[Standards] LAST CALL: XEP-0368 (SRV records for XMPP over TLS)

Travis Burtrum travis at burtrum.org
Mon Feb 13 18:58:36 UTC 2017

Boy am I glad you missed the last call deadline by a day so I don't have
to address your concerns. :)

On 02/12/2017 11:03 AM, Sam Whited wrote:
> A minor nitpick: The requirements section isn't really requirements,
> it's the actual main content of the spec.

Someone mentioned that before but didn't respond when I asked where they
should be, such as how it should be re-arranged.

> In the introduction and security concerns there are claims that this
> spec provides "perhaps increased security and privacy over using
> STARTTLS". These claims use both passive language ("perhaps"), and I
> don't think are actually true (it's only slightly less trivial to
> detect that not-HTTPS is most likely being transmitted, and lots of
> corporate firewalls do this). Since these are weak statements to begin
> with, I'd like to see them taken out in case they mislead users. I
> don't think it provides any value to the specification to include
> claims like this anyways, true or false.
> It would be nice if these statements could be removed before the
> council votes; apologies for being late to the party in bringing this
> up again.

It's worded in a passive way because it depends on the choices you make
with regard to the spec.  If you send ALPN, well then that's not any
additional privacy over STARTTLS, you are still announcing to the middle
boxes you intend to talk XMPP over this TLS connection.  As discussed
before, if you enforce STARTTLS regardless of stripping, well then
direct TLS that has no plain fallback doesn't give you extra security.

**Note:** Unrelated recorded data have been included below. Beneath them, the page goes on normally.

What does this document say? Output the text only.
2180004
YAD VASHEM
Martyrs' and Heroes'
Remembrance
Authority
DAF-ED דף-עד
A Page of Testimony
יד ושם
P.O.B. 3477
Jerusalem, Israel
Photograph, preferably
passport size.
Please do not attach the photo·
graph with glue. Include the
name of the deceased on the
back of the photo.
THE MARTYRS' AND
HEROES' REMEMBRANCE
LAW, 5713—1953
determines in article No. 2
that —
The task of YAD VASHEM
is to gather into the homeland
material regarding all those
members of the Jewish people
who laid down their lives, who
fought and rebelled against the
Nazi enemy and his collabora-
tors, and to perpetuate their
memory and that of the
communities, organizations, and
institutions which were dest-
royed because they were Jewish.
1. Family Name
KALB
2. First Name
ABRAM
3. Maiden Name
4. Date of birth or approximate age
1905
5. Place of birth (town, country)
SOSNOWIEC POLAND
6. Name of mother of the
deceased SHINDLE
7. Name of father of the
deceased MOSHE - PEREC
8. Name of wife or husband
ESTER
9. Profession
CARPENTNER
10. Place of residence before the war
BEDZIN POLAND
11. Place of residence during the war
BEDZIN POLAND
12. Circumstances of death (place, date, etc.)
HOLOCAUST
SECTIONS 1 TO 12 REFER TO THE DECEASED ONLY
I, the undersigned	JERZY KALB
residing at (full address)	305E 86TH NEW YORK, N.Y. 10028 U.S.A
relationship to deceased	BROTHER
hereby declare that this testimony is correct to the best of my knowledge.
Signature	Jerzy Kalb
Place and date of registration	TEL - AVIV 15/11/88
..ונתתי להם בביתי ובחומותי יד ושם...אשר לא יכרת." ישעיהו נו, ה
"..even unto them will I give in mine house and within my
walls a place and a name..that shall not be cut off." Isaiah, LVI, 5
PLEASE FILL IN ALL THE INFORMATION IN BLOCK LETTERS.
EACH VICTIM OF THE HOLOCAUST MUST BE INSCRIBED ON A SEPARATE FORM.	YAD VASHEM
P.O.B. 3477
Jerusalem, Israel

Also it was previously noted in the absence of DNSSEC only allowing
xmpp-* records through instead of xmpps-* had a similar effect to
STARTTLS stripping, which is true, but also SRV records have a TTL that
a client could keep across different networks, so that could also remove
this possibility for a man in the middle with control over DNS right?
Again up to the server administrator how high they want to set their TTLs.

Lastly I could not disagree more with "it's only slightly less trivial
to detect that not-HTTPS is most likely being transmitted, and lots of
corporate firewalls do this", unless you mean detecting with ALPN, I
think analyzing traffic patterns of the stream underlying TLS to pick
apart XMPP vs HTTP vs anything else would be insanely difficult, surely
it'd make most HTTP sites fail too.  I doubt any corporations implement
anything like this currently, or honestly ever could.